The number of violent crimes and sex offences recorded by police in England and Wales have more than doubled in the last four years.
This is an excellent article by the BBC summarising this trend, with a pretty shocking embedded video in which reporters witness two serious crimes: one ‘moped mugging’ and another just ‘regular’ attempted mugging in a park.

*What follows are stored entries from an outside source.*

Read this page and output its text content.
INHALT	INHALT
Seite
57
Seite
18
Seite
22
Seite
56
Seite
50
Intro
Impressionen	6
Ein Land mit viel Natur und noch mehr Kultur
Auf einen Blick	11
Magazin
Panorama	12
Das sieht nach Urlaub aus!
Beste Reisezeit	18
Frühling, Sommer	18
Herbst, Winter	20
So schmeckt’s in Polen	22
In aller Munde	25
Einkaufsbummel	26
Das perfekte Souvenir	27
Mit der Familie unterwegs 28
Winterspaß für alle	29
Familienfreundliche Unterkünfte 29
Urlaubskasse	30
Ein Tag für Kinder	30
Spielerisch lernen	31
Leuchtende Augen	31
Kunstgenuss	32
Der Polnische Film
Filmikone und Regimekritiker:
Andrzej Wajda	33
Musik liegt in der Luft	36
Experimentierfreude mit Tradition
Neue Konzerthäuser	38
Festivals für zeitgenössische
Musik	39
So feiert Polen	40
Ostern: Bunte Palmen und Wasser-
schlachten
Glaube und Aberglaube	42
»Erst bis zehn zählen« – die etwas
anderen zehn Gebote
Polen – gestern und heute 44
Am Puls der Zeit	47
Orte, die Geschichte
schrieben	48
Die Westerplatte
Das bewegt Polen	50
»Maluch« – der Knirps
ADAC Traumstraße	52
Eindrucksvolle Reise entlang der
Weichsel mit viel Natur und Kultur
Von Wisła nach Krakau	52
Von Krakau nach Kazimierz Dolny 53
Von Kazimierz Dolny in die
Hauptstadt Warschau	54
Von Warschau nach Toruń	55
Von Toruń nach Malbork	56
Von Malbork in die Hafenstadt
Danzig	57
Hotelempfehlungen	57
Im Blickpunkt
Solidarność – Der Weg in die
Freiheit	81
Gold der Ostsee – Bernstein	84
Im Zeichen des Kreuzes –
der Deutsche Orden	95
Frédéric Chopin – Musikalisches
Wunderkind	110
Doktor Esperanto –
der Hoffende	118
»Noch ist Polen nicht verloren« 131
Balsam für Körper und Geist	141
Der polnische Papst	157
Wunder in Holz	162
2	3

The latest police figures for the 12 months to September from 44 forces show:
- 68,968 robbery offences, up 29%
- 138,045 sex offences, up 23%
- 37,443 knife crime offences, up 21%
- 1,291,405 violent crime offences, up 20%
However the ONS says higher-harm violent offences, such as knife crime occur in relatively low volumes, and also tend to be concentrated in cities and are therefore not “well-measured” by the Crime Survey.
Analysis (from the BBC)
Although there’s likely to be a dispute about the accuracy of the police crime figures because they hinge, to some extent, on the way forces log offences, how pro-active they are and the willingness of victims to come forward, they clearly demonstrate a rapidly rising caseload.
At the same time, the number of police officers has continued to fall: in the 12 months to last September, down 930 to 121,929. That combination – rising crime, declining police numbers – is creating enormous strain for forces.
Applying Perspectives to explain this increase in crime:
From Right Realist perspective, this increase crime will be a direct result of the declining police numbers, although the decline is so small, it probably doesn’t explain that much of the decrease.
From a Left Realist perspective, it could be due to increasing levels of marginalisation and relative deprivation (more likely?)
I think we can rule out postmodernism in the above cases – I don’t think (I might be wrong) that serious violent and sexual offences are done for the ‘thrill of the act’ – I’m fairly sure criminals don’t enjoy mugging people, for example.
From an Interactionist point of view, this increase in Police Recorded Crime (NB not reflected in the CSEW) is just an artefact of more people reporting crime – so there’s not necessarily a corresponding underlying increase.
What do you think the reasons are for the increase in the amount of violent crime recorded by the police in recent years?